I’m a bit later than usual with this, but immediately after Christmas the weather was a bit dull and wet. However the last couple of days have been crisp and clear with cold starlit nights and frost.
This was a walk along the Mardyke Valley earlier this week. The ponds were frozen and there was a clear straight line between the meadow warmed by the sun and the bit in the shadow of the road bridge.
That is a sculpture (obviously); this isn’t Texas – our heron are no bigger than anyone elses.
I have not yet found out what this bush is. There was a lot of them, along paths I have also walked in spring and summer, so whatever it is it is common and (when I find out) I expect the name will be familiar.

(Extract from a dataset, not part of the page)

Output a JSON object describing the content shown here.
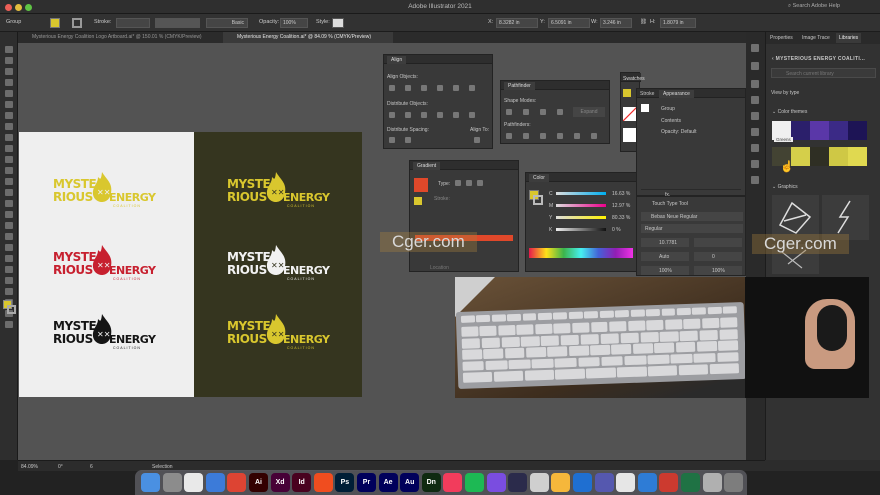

Emmonsail’s Heath in Winter ~ John Clare
I love to see the old heath’s withered brake
Mingle its crimpled leaves with furze and ling,
While the old heron from the lonely lake
Starts slow and flaps his melancholy wing,
And oddling crow in idle motions swing
On the half-rotten ash tree’s topmost twig,
Beside whose trunk the gipsy makes his bed.
Up flies the bouncing woodcock from the brig
Where a black quagmire quakes beneath the tread;
The fieldfares chatter in the whistling thorn
And for the haw round fields and closen rove,
And coy bumbarrels, twenty in a drove,
Flit down the hedgerows in the frozen plain
And hang on little twigs and start again.
The bumbarrel is a long-tail tit. Emmonsail’s Heath was near John Clare’s home village of Helpston; it has since been claimed for arable farmland.